What species is this variation found in? Homo Sapiens
What chromosome is the variation located on? 19:44907853
What is listed as the Clinical significance of this SNP? Pathogenic

Background: About the Disease SNP
This SNP is linked to the development of Alzheimer's disease, specifically, 30-50% of patients who develop late-onset AD. There are actually several SNPs that are present in this gene that act as biomarkers for genetically determining the predicted onset of this disease. The APOE-e4 copies increases the risk of developing Alzheimer's by 25-fold. This SNP specifically, causes subarachnoid hemorrhage, and tests of association can be ran to find the apolipoprotein E and elastic genes that lead to the onset of Alzheimer's.

What does APOE stand for?
What is the function of APOE?
APOE is a major apoprotein of the chylomicron and binds to a specific liver and peripheral cell receptor, which is essential for regular catabolism of the lipoprotein.
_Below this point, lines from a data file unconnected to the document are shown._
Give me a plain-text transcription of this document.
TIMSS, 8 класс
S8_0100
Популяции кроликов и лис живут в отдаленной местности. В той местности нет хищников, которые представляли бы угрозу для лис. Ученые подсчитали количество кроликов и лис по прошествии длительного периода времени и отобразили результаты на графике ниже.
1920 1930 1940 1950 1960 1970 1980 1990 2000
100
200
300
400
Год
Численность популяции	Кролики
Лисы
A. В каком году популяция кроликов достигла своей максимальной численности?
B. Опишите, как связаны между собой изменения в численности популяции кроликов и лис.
This gene is found in chromosome 19 in a cluster with the related apolipoprotein C1 and C2 genes. Mutations cause familial dysbetalipoproteinemia, or Type III hyperlipoproteinemia (HLP III). This increases plasma cholesterol and triglycerides, which are the consequences of wronged clearance of chylomicron and VLDL remnants.

What is an allele?
An alternative form of a gene that is present by mutation and are found within that chromosome in the same location
The disease-associated allele contains what codon?
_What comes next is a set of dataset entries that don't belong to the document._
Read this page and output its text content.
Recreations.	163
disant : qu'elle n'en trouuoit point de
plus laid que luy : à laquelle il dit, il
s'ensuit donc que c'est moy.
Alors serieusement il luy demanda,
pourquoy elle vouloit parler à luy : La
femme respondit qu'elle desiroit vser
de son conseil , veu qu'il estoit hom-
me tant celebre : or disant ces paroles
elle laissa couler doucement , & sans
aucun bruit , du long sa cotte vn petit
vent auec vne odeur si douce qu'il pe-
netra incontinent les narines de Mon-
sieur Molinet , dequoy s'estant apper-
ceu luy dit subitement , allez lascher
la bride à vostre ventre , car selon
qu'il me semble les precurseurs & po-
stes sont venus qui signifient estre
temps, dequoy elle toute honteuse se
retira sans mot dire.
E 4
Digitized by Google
The numerical position of the SNP is: 44907853

Non-disease forward 5'>AGCGGCCAGCGCTGGGAACT<3'

Numerical position 200 bases to the right of the disease SNP is: 44908053

Non-Disease reverse primer: 5'>CAGGCCCCCCAAGACTTAGC<3'

Disease Forward Primer: 5'>AGCGGCCAGCGCTGGGAACC<3'
Disease Reverse Primer: 5'>CAGGCCCCCCAAGACTTAGC<3'

Primer Design and Testing
When we tested the non-disease forward and reverse primers, the database found the result within the correct chromosome, chromosome 19. This makes sense because this is the sequence of the gene without the mutation, and therefore, it would make sense that it would be found in the database because these are the primers without the mutation as well. Then, when we tested the disease primers, there were no results found. This is accurate because since the primers include the mutation, it does not match up with the human genome because it does not include the mutation.